Trascorrere del tempo con la famiglia, creare, socializzare, aiutarsi a vicenda, proteggere il nostro pianeta… Queste sono attività in cui solo gli umani sono bravi, non le macchine. Le macchine sono brave a ripetere instancabilmente i processi e quindi a creare valore, che poi siamo in grado di condividere equamente tra di noi. Ciò significa che potremmo fare affidamento su tecnologie autonome per fornire la ricchezza e il cibo di cui abbiamo bisogno. Nel frattempo, potremmo realizzarci, concentrandoci su ciò che ci dà energia, ciò che ci rende umani. Questo potrebbe essere il fondamento di una nuova società, più equa, appagante e umana.  Ad esempio, è necessario analizzare più a fondo i meccanismi di trasformazione, consentendo la consegna sicura di una tale società. Dovremmo anche capire quali potrebbero essere le regole e le strutture. C’è molto lavoro da fare nella pianificazione per accelerare il successo umano con IA! Viviamo in un mondo eccitante, in un momento affascinante, in cui il progresso tecnologico è esponenziale e migliora continuamente le nostre vite. Sorprendentemente, potrebbe essere la tecnologia a farci riscoprire ciò che ci rende umani. La rivoluzione dell’AI in corso riguarderà principalmente proprio questo. Si tratterà di reimparare a vivere in armonia con il nostro pianeta e con le altre persone. Un futuro molto luminoso, se ci diamo la possibilità di coglierlo.

 

Bibliografia

> BASIC INCOME, Parijs, Philippe Van. Basic Income (p.iii). Harvard University Press.

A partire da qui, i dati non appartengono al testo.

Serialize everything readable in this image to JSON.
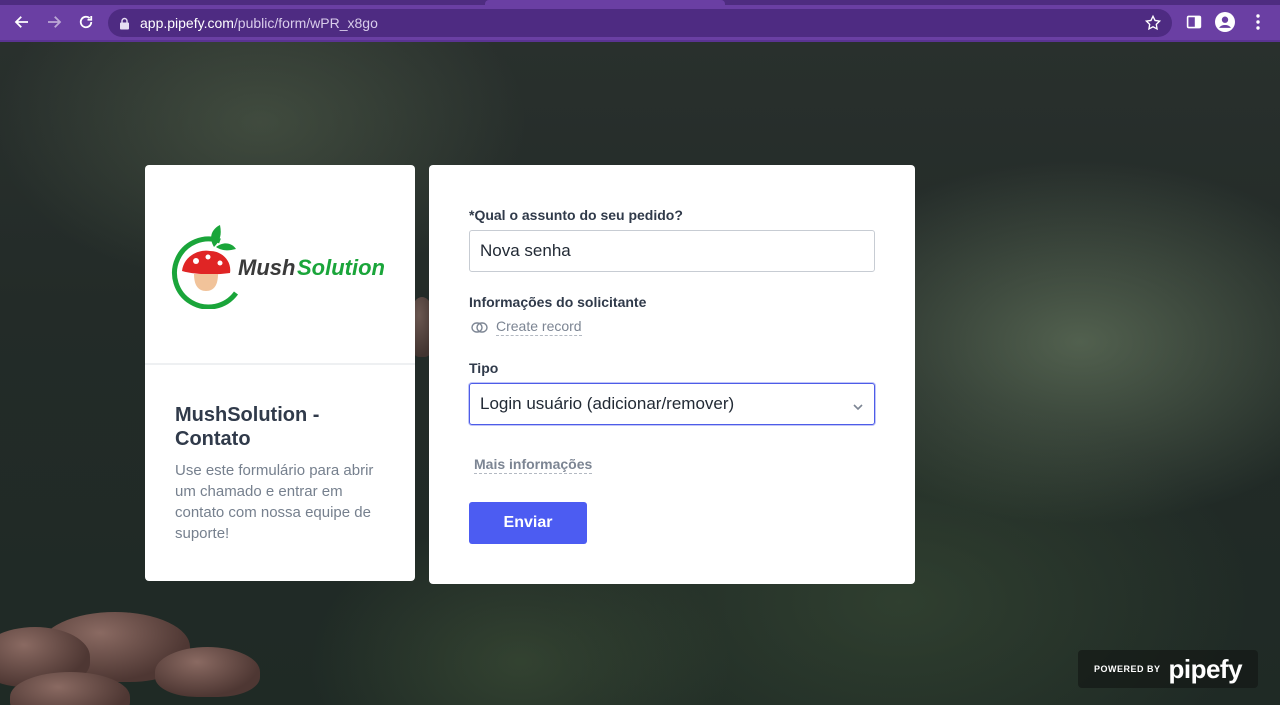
{
  "browser": {
    "url_domain": "app.pipefy.com",
    "url_path": "/public/form/wPR_x8go"
  },
  "brand": {
    "logo_text_dark": "Mush",
    "logo_text_green": "Solution",
    "colors": {
      "logo_red": "#e02525",
      "logo_green": "#1aa53a",
      "submit": "#4c5cf2"
    }
  },
  "info_card": {
    "title": "MushSolution - Contato",
    "description": "Use este formulário para abrir um chamado e entrar em contato com nossa equipe de suporte!"
  },
  "form": {
    "subject_label": "*Qual o assunto do seu pedido?",
    "subject_value": "Nova senha",
    "requester_label": "Informações do solicitante",
    "create_record_label": "Create record",
    "type_label": "Tipo",
    "type_value": "Login usuário (adicionar/remover)",
    "more_info_label": "Mais informações",
    "submit_label": "Enviar"
  },
  "footer": {
    "powered_by": "POWERED BY",
    "brand": "pipefy"
  }
}
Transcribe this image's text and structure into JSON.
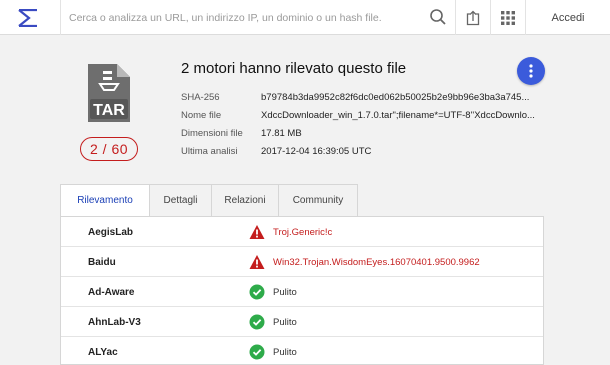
{
  "header": {
    "search_placeholder": "Cerca o analizza un URL, un indirizzo IP, un dominio o un hash file.",
    "login_label": "Accedi",
    "icons": [
      "sigma-logo-icon",
      "search-icon",
      "upload-icon",
      "apps-grid-icon"
    ]
  },
  "file": {
    "type_label": "TAR",
    "score": "2 / 60",
    "headline": "2 motori hanno rilevato questo file",
    "details": [
      {
        "label": "SHA-256",
        "value": "b79784b3da9952c82f6dc0ed062b50025b2e9bb96e3ba3a745..."
      },
      {
        "label": "Nome file",
        "value": "XdccDownloader_win_1.7.0.tar\";filename*=UTF-8''XdccDownlo..."
      },
      {
        "label": "Dimensioni file",
        "value": "17.81 MB"
      },
      {
        "label": "Ultima analisi",
        "value": "2017-12-04 16:39:05 UTC"
      }
    ]
  },
  "tabs": [
    "Rilevamento",
    "Dettagli",
    "Relazioni",
    "Community"
  ],
  "active_tab": "Rilevamento",
  "detections": [
    {
      "engine": "AegisLab",
      "result": "Troj.Generic!c",
      "status": "malicious"
    },
    {
      "engine": "Baidu",
      "result": "Win32.Trojan.WisdomEyes.16070401.9500.9962",
      "status": "malicious"
    },
    {
      "engine": "Ad-Aware",
      "result": "Pulito",
      "status": "clean"
    },
    {
      "engine": "AhnLab-V3",
      "result": "Pulito",
      "status": "clean"
    },
    {
      "engine": "ALYac",
      "result": "Pulito",
      "status": "clean"
    }
  ],
  "colors": {
    "accent": "#3b5bdb",
    "tab_active_text": "#1a3fb6",
    "malicious": "#c41d1d",
    "clean": "#2eab4a",
    "logo": "#3a4bc2"
  }
}
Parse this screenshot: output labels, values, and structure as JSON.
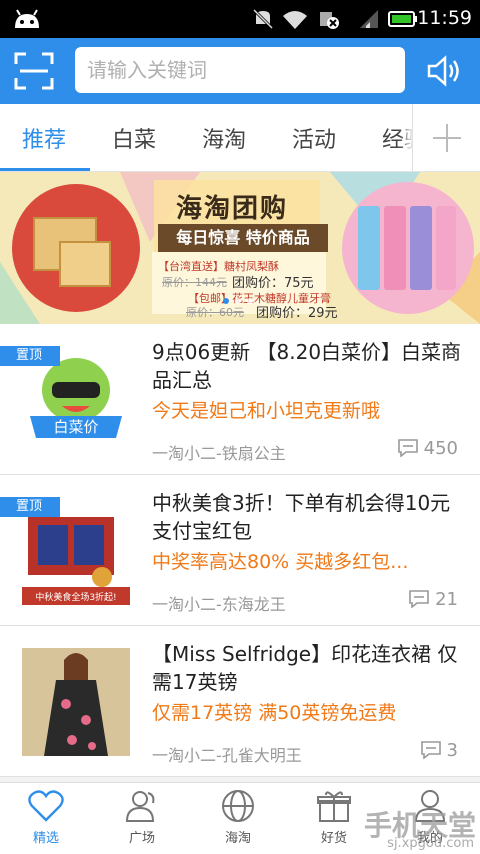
{
  "status_bar": {
    "time": "11:59"
  },
  "search": {
    "placeholder": "请输入关键词"
  },
  "tabs": [
    {
      "label": "推荐",
      "active": true
    },
    {
      "label": "白菜"
    },
    {
      "label": "海淘"
    },
    {
      "label": "活动"
    },
    {
      "label": "经验"
    }
  ],
  "banner": {
    "title": "海淘团购",
    "subtitle": "每日惊喜 特价商品",
    "line1_tag": "【台湾直送】糖村凤梨酥",
    "line1_old": "原价：144元",
    "line1_price": "团购价：75元",
    "line2_tag": "【包邮】花王木糖醇儿童牙膏",
    "line2_old": "原价：60元",
    "line2_price": "团购价：29元"
  },
  "items": [
    {
      "pinned": true,
      "pin_label": "置顶",
      "title": "9点06更新 【8.20白菜价】白菜商品汇总",
      "subtitle": "今天是妲己和小坦克更新哦",
      "author": "一淘小二-铁扇公主",
      "comments": "450",
      "thumb_text": "白菜价"
    },
    {
      "pinned": true,
      "pin_label": "置顶",
      "title": "中秋美食3折！下单有机会得10元支付宝红包",
      "subtitle": "中奖率高达80% 买越多红包...",
      "author": "一淘小二-东海龙王",
      "comments": "21",
      "thumb_text": "中秋美食全场3折起!"
    },
    {
      "pinned": false,
      "title": "【Miss Selfridge】印花连衣裙 仅需17英镑",
      "subtitle": "仅需17英镑 满50英镑免运费",
      "author": "一淘小二-孔雀大明王",
      "comments": "3"
    }
  ],
  "bottom_nav": [
    {
      "label": "精选",
      "icon": "heart-icon",
      "active": true
    },
    {
      "label": "广场",
      "icon": "people-icon"
    },
    {
      "label": "海淘",
      "icon": "globe-icon"
    },
    {
      "label": "好货",
      "icon": "gift-icon"
    },
    {
      "label": "我的",
      "icon": "user-icon"
    }
  ],
  "watermark": {
    "main": "手机天堂",
    "url": "sj.xpgod.com"
  },
  "colors": {
    "accent": "#2e8ee9",
    "highlight": "#f07a18"
  }
}
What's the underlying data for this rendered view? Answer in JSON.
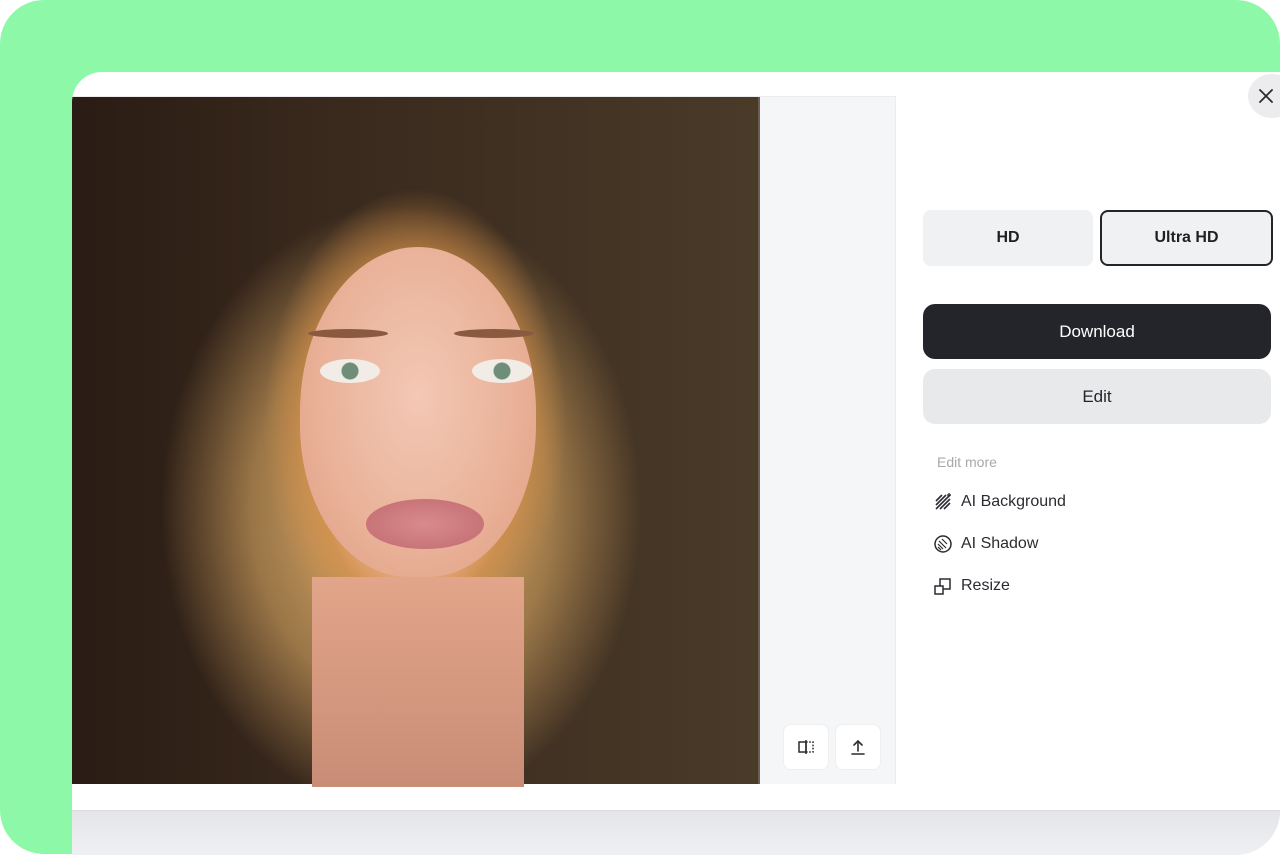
{
  "modal": {
    "close_icon": "close-icon",
    "image_alt": "Portrait of a woman with wavy strawberry-blonde hair in braids",
    "preview_tools": [
      {
        "name": "compare",
        "icon": "compare-split-icon"
      },
      {
        "name": "upload",
        "icon": "upload-icon"
      }
    ]
  },
  "side_panel": {
    "quality_options": [
      {
        "label": "HD",
        "selected": false
      },
      {
        "label": "Ultra HD",
        "selected": true
      }
    ],
    "download_label": "Download",
    "edit_label": "Edit",
    "edit_more_label": "Edit more",
    "edit_more_items": [
      {
        "label": "AI Background",
        "icon": "ai-background-icon"
      },
      {
        "label": "AI Shadow",
        "icon": "ai-shadow-icon"
      },
      {
        "label": "Resize",
        "icon": "resize-icon"
      }
    ]
  },
  "colors": {
    "frame_green": "#8cf8a8",
    "primary_dark": "#23252b",
    "secondary_gray": "#e8e9eb"
  }
}
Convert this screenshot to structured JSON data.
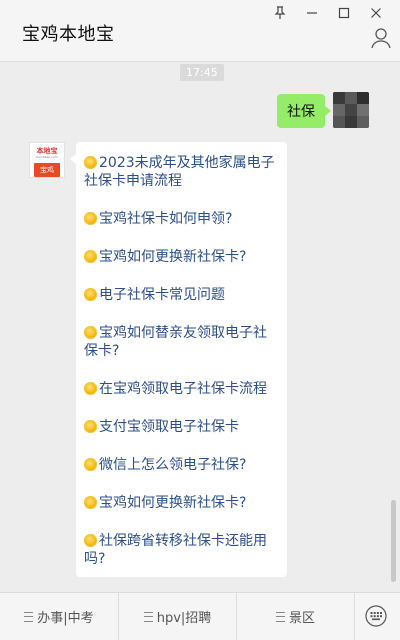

> BULLSHIT JOBS, David Graeber, Penguin Books Ltd.

> IL CAPITALE NEL XXI SECOLO, Piketty Thomas,Bompiani

> DESTRA E SINISTRA, Bobbio, Norberto. Donzelli Editore.

> La fine del lavoro, Rifkin, Jeremy. MONDADORI.

> Fisica del futuro, Codice Edizioni.

> HYPERAUTOMATION, Bornet, Pascal; Barkin, Ian; Wirtz, Jochen.

> Inventare il futuro, Alex Williams, Nick Srnicek. Produzioni Nero.

> Il lavoro nel XXI secolo, De Masi, Domenico. Einaudi.

> IL REDDITO MINIMO UNIVERSALE, Van Parijs, Philippe; Vanderborght, Yannick. Egea.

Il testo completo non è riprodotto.